About three times a week I meet with venture fund companies and walk through an orchestrated dance which goes something like this:

  • They take immediate control and explain who they are.
  • They move onto their company and the size of their fund.
  • They show they have interest in my company’s specific space with relevant examples, all be it a thin veneer.
  • They explain how they are totally unique in being proactive on the board, helping with corporate introductions etc.
  • “If” they’re affiliated with a large corporation, they make overtones to driving technology recommendations and sometimes acquisitions.

Then, they turn over the call to me to walk through:

  • The history of the company.
  • The problem statement we’re going after.
  • Execution to date (hero numbers) and strategic direction moving forward.

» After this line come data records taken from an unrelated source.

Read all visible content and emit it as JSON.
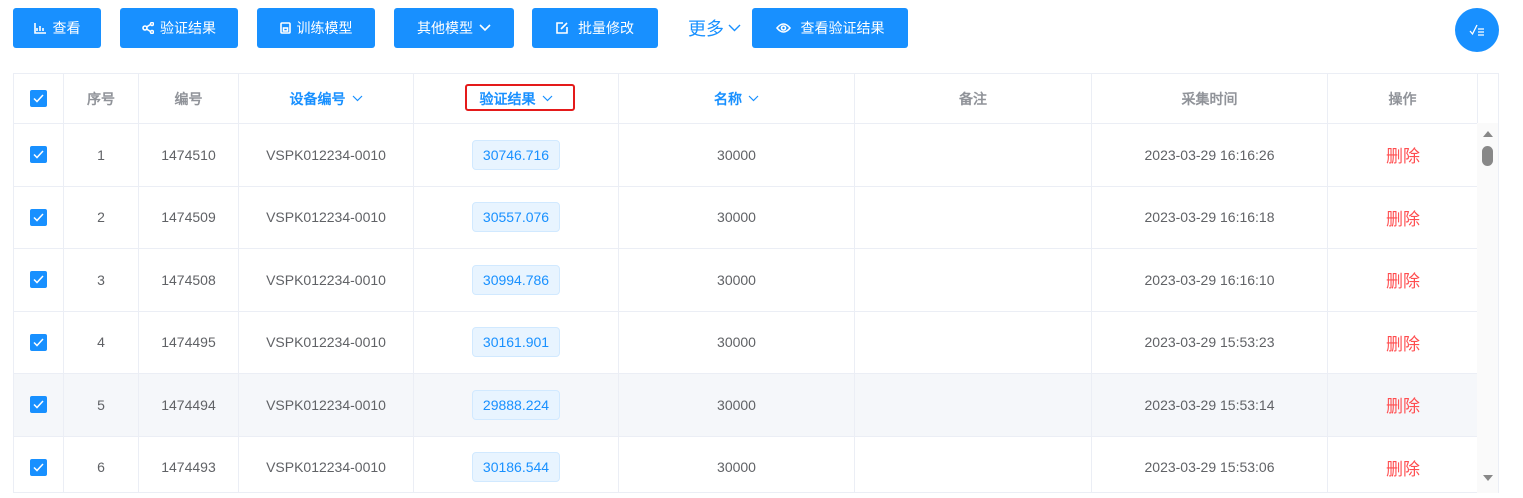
{
  "toolbar": {
    "view": "查看",
    "verify_result": "验证结果",
    "train_model": "训练模型",
    "other_models": "其他模型",
    "batch_edit": "批量修改",
    "more": "更多",
    "view_verify_result": "查看验证结果"
  },
  "colors": {
    "primary": "#1890ff",
    "danger": "#ff4d4f",
    "highlight_box": "#e41a1a"
  },
  "table": {
    "headers": [
      "序号",
      "编号",
      "设备编号",
      "验证结果",
      "名称",
      "备注",
      "采集时间",
      "操作"
    ],
    "rows": [
      {
        "index": "1",
        "id": "1474510",
        "device": "VSPK012234-0010",
        "result": "30746.716",
        "name": "30000",
        "remark": "",
        "time": "2023-03-29 16:16:26",
        "action": "删除",
        "checked": true
      },
      {
        "index": "2",
        "id": "1474509",
        "device": "VSPK012234-0010",
        "result": "30557.076",
        "name": "30000",
        "remark": "",
        "time": "2023-03-29 16:16:18",
        "action": "删除",
        "checked": true
      },
      {
        "index": "3",
        "id": "1474508",
        "device": "VSPK012234-0010",
        "result": "30994.786",
        "name": "30000",
        "remark": "",
        "time": "2023-03-29 16:16:10",
        "action": "删除",
        "checked": true
      },
      {
        "index": "4",
        "id": "1474495",
        "device": "VSPK012234-0010",
        "result": "30161.901",
        "name": "30000",
        "remark": "",
        "time": "2023-03-29 15:53:23",
        "action": "删除",
        "checked": true
      },
      {
        "index": "5",
        "id": "1474494",
        "device": "VSPK012234-0010",
        "result": "29888.224",
        "name": "30000",
        "remark": "",
        "time": "2023-03-29 15:53:14",
        "action": "删除",
        "checked": true
      },
      {
        "index": "6",
        "id": "1474493",
        "device": "VSPK012234-0010",
        "result": "30186.544",
        "name": "30000",
        "remark": "",
        "time": "2023-03-29 15:53:06",
        "action": "删除",
        "checked": true
      }
    ]
  }
}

Pleasantries now occur with vague encouragement from both sides followed by a few more pointed questions as their real and obvious intent:

  • How large is the company?
  • What’s the revenue, current and projected?
  • What’s the burn rate?
  • What the funding round and investment table look like?
  • How much runway do we have left?

Once complete they then head into the board placements and attempt to show current or past synergies with them followed by another round of pleasantries and a discussion about timing for the next check in meeting.

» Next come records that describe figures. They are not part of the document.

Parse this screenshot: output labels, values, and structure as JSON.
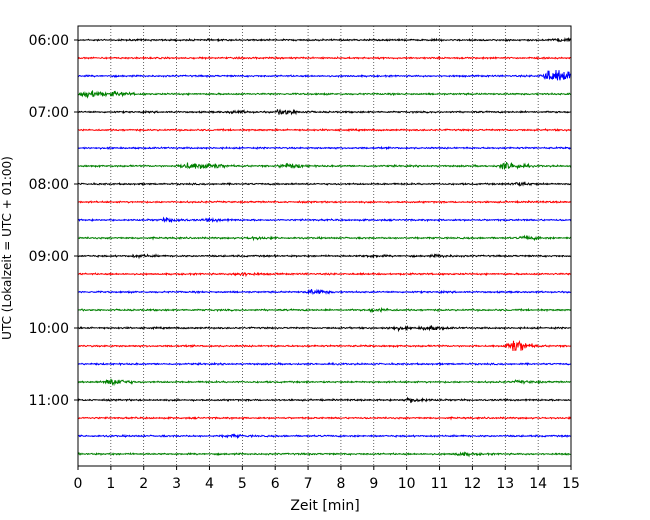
{
  "chart_data": {
    "type": "line",
    "title": "",
    "xlabel": "Zeit  [min]",
    "ylabel": "UTC (Lokalzeit = UTC + 01:00)",
    "xlim": [
      0,
      15
    ],
    "x_ticks": [
      "0",
      "1",
      "2",
      "3",
      "4",
      "5",
      "6",
      "7",
      "8",
      "9",
      "10",
      "11",
      "12",
      "13",
      "14",
      "15"
    ],
    "y_ticks": [
      "06:00",
      "07:00",
      "08:00",
      "09:00",
      "10:00",
      "11:00"
    ],
    "grid": "vertical dotted",
    "trace_color_cycle": [
      "#000000",
      "#ff0000",
      "#0000ff",
      "#008000"
    ],
    "row_interval_min": 15,
    "series": [
      {
        "start": "06:00",
        "color": "#000000",
        "events": [
          {
            "t": 14.6,
            "amp": 0.25
          }
        ]
      },
      {
        "start": "06:15",
        "color": "#ff0000",
        "events": []
      },
      {
        "start": "06:30",
        "color": "#0000ff",
        "events": [
          {
            "t": 14.3,
            "amp": 0.9
          },
          {
            "t": 14.8,
            "amp": 0.5
          }
        ]
      },
      {
        "start": "06:45",
        "color": "#008000",
        "events": [
          {
            "t": 0.3,
            "amp": 0.55
          },
          {
            "t": 1.1,
            "amp": 0.25
          }
        ]
      },
      {
        "start": "07:00",
        "color": "#000000",
        "events": [
          {
            "t": 6.2,
            "amp": 0.35
          },
          {
            "t": 4.7,
            "amp": 0.15
          }
        ]
      },
      {
        "start": "07:15",
        "color": "#ff0000",
        "events": []
      },
      {
        "start": "07:30",
        "color": "#0000ff",
        "events": []
      },
      {
        "start": "07:45",
        "color": "#008000",
        "events": [
          {
            "t": 3.3,
            "amp": 0.5
          },
          {
            "t": 3.9,
            "amp": 0.45
          },
          {
            "t": 6.3,
            "amp": 0.35
          },
          {
            "t": 13.0,
            "amp": 0.55
          }
        ]
      },
      {
        "start": "08:00",
        "color": "#000000",
        "events": [
          {
            "t": 13.3,
            "amp": 0.25
          }
        ]
      },
      {
        "start": "08:15",
        "color": "#ff0000",
        "events": []
      },
      {
        "start": "08:30",
        "color": "#0000ff",
        "events": [
          {
            "t": 2.7,
            "amp": 0.25
          },
          {
            "t": 4.0,
            "amp": 0.15
          }
        ]
      },
      {
        "start": "08:45",
        "color": "#008000",
        "events": [
          {
            "t": 5.3,
            "amp": 0.15
          },
          {
            "t": 13.6,
            "amp": 0.2
          }
        ]
      },
      {
        "start": "09:00",
        "color": "#000000",
        "events": [
          {
            "t": 1.8,
            "amp": 0.15
          },
          {
            "t": 8.8,
            "amp": 0.12
          },
          {
            "t": 10.9,
            "amp": 0.12
          }
        ]
      },
      {
        "start": "09:15",
        "color": "#ff0000",
        "events": [
          {
            "t": 4.9,
            "amp": 0.2
          }
        ]
      },
      {
        "start": "09:30",
        "color": "#0000ff",
        "events": [
          {
            "t": 7.1,
            "amp": 0.3
          }
        ]
      },
      {
        "start": "09:45",
        "color": "#008000",
        "events": [
          {
            "t": 9.0,
            "amp": 0.2
          }
        ]
      },
      {
        "start": "10:00",
        "color": "#000000",
        "events": [
          {
            "t": 9.6,
            "amp": 0.2
          },
          {
            "t": 10.6,
            "amp": 0.3
          }
        ]
      },
      {
        "start": "10:15",
        "color": "#ff0000",
        "events": [
          {
            "t": 13.2,
            "amp": 0.95
          }
        ]
      },
      {
        "start": "10:30",
        "color": "#0000ff",
        "events": []
      },
      {
        "start": "10:45",
        "color": "#008000",
        "events": [
          {
            "t": 1.0,
            "amp": 0.5
          },
          {
            "t": 13.4,
            "amp": 0.15
          }
        ]
      },
      {
        "start": "11:00",
        "color": "#000000",
        "events": [
          {
            "t": 10.1,
            "amp": 0.3
          }
        ]
      },
      {
        "start": "11:15",
        "color": "#ff0000",
        "events": []
      },
      {
        "start": "11:30",
        "color": "#0000ff",
        "events": [
          {
            "t": 4.6,
            "amp": 0.15
          }
        ]
      },
      {
        "start": "11:45",
        "color": "#008000",
        "events": [
          {
            "t": 11.6,
            "amp": 0.2
          }
        ]
      }
    ]
  }
}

Partially these discussions are for their own research on the space, and partially they are to ensure that they have a potential seat at the table for the next round of financing. I would caveat there is a slight twist angle on a company that also does M&A who spend the 2nd part of the meeting telling you that “now is the time” to sell.

If they have done any homework apart from reading the “Who’s Hot CRN List,” then they generally mention Spark and Storm and how we compare. The conversation moves rapidly into the exclamation of the market being “noisy.”

This last comment is a consistent and interesting one. It’s akin to someone coming up to you and saying “wow, you’re wearing blue pants!” You know that’s true, but you’re not exactly sure if this is a good thing or a bad thing.

So is it better to be in a market where you’re unique, or is it better to be in a market where there’s a feeding frenzy?

My hunch is that a noisy market is better, although it has its own set of ugly problems. It doesn’t inherently say there is money there today, or it’s possible to be successful with any business model, BUT it does show that the puck is either there or heading there in some shape or form.

Here’s a slightly old but still relevant map of what a client might be facing when building out their Big Data practice:

A quiet market shows one of two things, either you’re a genius or deluded. I would humbly posit the more likely scenario is the latter.

Traversing this complex wave should start with you figuring out what you ideally want to accomplish. Then you layer on the reality of what internal expertise you have to accomplish the desired result.

In general, the larger the dedicated team and the more skilled, the more options you have to employ.

Big Data is hard, and there is no getting away from that. Nirvana doesn’t exist without hard graft so either you do it yourself, have someone do it for you, or you set your sights a little below utter world dominance.

I thought I would be 6ft 4in, able to carry off wearing leather pants and would definitely be the next James Bond after seeing Roger Moore in Live and Let Live, but that didn’t exactly work out!

There isn’t such a thing as a real-time Big Data analytics application that can be self-assembled by a part time IT contractor. There are tools that can help visualize simple data tasks or massage real-time queries to a fixed or tepid data lake, but the pipeline flows are hand crafted and very personal to your given situation. Sure you can purchase 90% solutions, but as you add dimensional computing, complexity, scale, rules, ML AND mission criticality, you build increasingly complex pipelines that require a diverse set of skilled labor.

The beating heart of any business is analytics, and the faster you garner insight and take action, the more success you will enjoy.

Net net, this market is busy with lots of companies shouting aspirational messages, so it’s prudent to start with some quiet time to check your kit bag. What do you need to accomplish? What resources can you dedicate to it? And once you have this determined, you work up from there.

Think Big, Act Fast. MAaGA (Make Analytics A Great Advantage).